Mucus fistula is very easily healed in all cases, and those cases in which pus has incidentally formed are likewise not difficult to cure. All you need to do is to instill intelligence in a stupid patient, if you haven’t an intelligent one, and induce him to utilize or improvise a few home conveniences for cleansing the fistula night and morning between office visits. During the treatment of the fistula patients will be able to attend to their imperative duties.
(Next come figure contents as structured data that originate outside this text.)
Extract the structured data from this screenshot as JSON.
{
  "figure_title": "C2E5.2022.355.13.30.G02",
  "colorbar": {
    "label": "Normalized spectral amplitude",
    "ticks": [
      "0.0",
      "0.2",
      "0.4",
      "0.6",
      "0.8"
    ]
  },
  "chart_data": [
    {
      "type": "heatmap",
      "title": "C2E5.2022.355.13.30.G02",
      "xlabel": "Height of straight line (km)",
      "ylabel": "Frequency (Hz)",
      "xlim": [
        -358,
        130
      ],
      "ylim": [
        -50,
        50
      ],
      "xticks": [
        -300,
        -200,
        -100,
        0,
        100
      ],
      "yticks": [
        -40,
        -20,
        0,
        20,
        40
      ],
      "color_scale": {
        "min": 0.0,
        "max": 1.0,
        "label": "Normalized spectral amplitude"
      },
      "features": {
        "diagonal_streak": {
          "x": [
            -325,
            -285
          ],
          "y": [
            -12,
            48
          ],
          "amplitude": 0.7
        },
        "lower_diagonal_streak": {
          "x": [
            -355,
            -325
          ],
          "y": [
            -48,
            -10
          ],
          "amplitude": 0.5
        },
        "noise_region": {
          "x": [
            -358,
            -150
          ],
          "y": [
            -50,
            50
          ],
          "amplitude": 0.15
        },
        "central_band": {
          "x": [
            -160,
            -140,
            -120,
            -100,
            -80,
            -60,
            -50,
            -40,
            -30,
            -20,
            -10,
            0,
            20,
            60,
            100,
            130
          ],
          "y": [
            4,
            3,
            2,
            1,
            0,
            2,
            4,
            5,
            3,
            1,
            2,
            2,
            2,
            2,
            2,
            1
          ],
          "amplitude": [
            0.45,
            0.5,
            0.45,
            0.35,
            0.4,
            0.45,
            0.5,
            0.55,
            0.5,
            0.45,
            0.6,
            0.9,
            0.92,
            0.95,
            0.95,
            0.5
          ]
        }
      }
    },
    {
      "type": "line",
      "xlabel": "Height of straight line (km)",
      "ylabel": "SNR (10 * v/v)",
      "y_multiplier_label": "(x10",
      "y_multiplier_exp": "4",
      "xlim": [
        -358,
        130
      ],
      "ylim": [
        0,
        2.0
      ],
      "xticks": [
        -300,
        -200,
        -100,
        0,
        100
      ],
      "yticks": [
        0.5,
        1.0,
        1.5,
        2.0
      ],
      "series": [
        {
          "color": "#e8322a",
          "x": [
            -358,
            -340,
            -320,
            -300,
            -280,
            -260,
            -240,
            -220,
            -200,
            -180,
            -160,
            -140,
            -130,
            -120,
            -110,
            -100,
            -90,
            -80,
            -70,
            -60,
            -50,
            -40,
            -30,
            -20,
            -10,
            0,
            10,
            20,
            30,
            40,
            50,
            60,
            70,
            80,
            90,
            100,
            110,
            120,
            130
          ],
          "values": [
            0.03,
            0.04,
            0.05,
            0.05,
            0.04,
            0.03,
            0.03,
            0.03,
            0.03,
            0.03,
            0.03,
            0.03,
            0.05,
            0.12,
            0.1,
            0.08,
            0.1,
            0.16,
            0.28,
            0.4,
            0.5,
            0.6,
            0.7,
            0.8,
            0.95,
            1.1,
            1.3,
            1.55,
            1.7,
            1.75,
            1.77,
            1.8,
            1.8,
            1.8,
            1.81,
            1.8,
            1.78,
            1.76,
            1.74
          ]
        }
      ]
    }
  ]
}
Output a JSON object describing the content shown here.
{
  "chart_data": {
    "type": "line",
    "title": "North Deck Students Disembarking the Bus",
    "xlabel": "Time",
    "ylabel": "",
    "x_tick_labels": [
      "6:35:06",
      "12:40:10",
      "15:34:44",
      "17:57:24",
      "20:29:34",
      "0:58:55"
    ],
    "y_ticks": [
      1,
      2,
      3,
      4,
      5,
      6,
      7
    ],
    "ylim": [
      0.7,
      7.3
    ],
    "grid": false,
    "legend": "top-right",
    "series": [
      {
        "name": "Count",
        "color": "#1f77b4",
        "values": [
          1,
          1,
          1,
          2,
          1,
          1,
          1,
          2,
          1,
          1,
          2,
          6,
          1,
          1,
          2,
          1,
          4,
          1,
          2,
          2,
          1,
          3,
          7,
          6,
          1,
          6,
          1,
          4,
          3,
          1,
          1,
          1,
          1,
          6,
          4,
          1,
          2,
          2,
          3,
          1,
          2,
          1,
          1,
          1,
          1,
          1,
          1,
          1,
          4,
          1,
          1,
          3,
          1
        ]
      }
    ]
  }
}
To properly explore a fistula and its branches, if any, as to whether pyogenesis (pus) has taken place or not, it is essential to have the external opening through the skin of sufficient depth and size to permit of the application of remedies over all its surface. For a mucus fistula antiseptic remedies can be applied after a thorough irrigation by hot water at a temperature of one hundred and twenty degrees, or more, for half an hour or less time, as the case may demand. Where pyogenesis (pus) has occurred in a mucus fistula there may be more or less necrotic tissue formed, which will require the use of an escharotic remedy as well as very hot water irrigation, followed by an antiseptic remedy, if not already incorporated in the hot water used.

As a rule I see a fistula case once or twice a week, as the case may require. There is no packing of the fistula after the morning and evening home treatment—I have never found it essential. A T-bandage is worn, with absorbent cotton, over the opening of the fistula, preventing soiling of the clothes while attending to daily duties.

Never mind what the “Ditto and Me-too” proctologists have copied or rehashed about the curing of a fistula, which they persist in calling a disease. Just be resourceful, safe, and sane in all you do, and every fistula will get well long before you have cured the chronic proctitis and sigmoiditis, of which the fistula, as a rule, is a symptom.